Spline Mesh deforming single mesh

Hi guys,

I need some advice on how mesh spline can be used to deform the mesh. I know there are a lot of tutorials on the subject, but none of them quite tackle what I want to achieve. Most of the tutorials explain how to replicate meshes along spline, but what I need is - use spline to deform a single solid mesh. If you’ve ever used 3dmax, it would be like using PathDeform modifier. Here’s an image from max showing this in action:

So how to make this work in Unreal? I’ve followed this tutorial - https://www.youtube.com/watch?v=bgANV-VTJrw, which sort of does this, but the problem is that adding more points has very little influence on mesh deformation. If you look at my screenshot, you can see that mesh sticks precisely to the spline, but in unreal it seems that tangent influence of any point other than endpoints it pretty weak.

Please, if you have any ideas how to do this, would be great to hear them.

Thanks!

Looks like what you want is to actually deform one mesh using more than one spline. I don’t think there is an easy way to do that at the moment, mesh splines are assumed to exist on sequential spline points and be bounded by them.

You can do it using vertex shaders but it will require some pre-setup work. If you are interested in that I can help. The first thing you need us a planar UV channel looking “down the barrel” so to speak to establish a local spline coordinate basis. The cost of such a shader will rise with each point you add since in effect it will have to calculate several splines for each vertex even though only one final segment will be used for each vertex.

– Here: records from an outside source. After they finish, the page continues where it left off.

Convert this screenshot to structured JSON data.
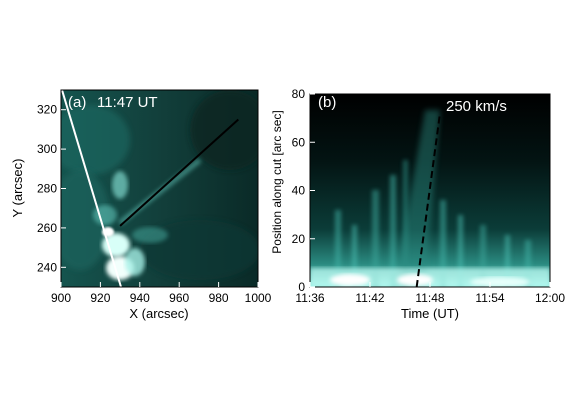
{
  "panels": [
    {
      "label": "(a)",
      "time": "11:47 UT",
      "xlabel": "X (arcsec)",
      "ylabel": "Y (arcsec)",
      "xlim": [
        900,
        1000
      ],
      "ylim": [
        230,
        330
      ],
      "xticks": [
        900,
        920,
        940,
        960,
        980,
        1000
      ],
      "yticks": [
        240,
        260,
        280,
        300,
        320
      ],
      "colormap": [
        "#000000",
        "#0b3a36",
        "#2f8f86",
        "#8fe6da",
        "#ffffff"
      ],
      "limb_line": {
        "color": "#ffffff"
      },
      "cut_line": {
        "color": "#000000",
        "x": [
          930,
          990
        ],
        "y": [
          261,
          315
        ]
      }
    },
    {
      "label": "(b)",
      "xlabel": "Time (UT)",
      "ylabel": "Position along cut [arc sec]",
      "xticks": [
        "11:36",
        "11:42",
        "11:48",
        "11:54",
        "12:00"
      ],
      "yticks": [
        0,
        20,
        40,
        60,
        80
      ],
      "ylim": [
        0,
        80
      ],
      "speed_annotation": "250 km/s",
      "fit_line": {
        "time": [
          "11:46:40",
          "11:49:00"
        ],
        "position": [
          0,
          72
        ]
      }
    }
  ],
  "chart_data": [
    {
      "type": "heatmap",
      "title": "",
      "xlabel": "X (arcsec)",
      "ylabel": "Y (arcsec)",
      "xlim": [
        900,
        1000
      ],
      "ylim": [
        230,
        330
      ]
    },
    {
      "type": "heatmap",
      "title": "",
      "xlabel": "Time (UT)",
      "ylabel": "Position along cut [arc sec]",
      "xlim": [
        "11:36",
        "12:00"
      ],
      "ylim": [
        0,
        80
      ]
    }
  ]
}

(I am asking Golding for sure since he is probably the only person who can say this is impossible with certainty).

Thanks for your answer, .

It’s unfortunate that this cannot be achieved with ease at the moment. The setup with uvs sounds like an interesting option, but probably not too practical for what I need, plus you mentioned the cost of it.

As of now, even manipulating two endpoint tangents can actually be utilized to a degree (though a bit limiting). But maybe you guys should consider implementing something like that in the future, as there are tons of uses for this kind of functionality (custom pipes, wire bundles, maybe even roads/curbs).

Anyhow, thanks again for clarifying this.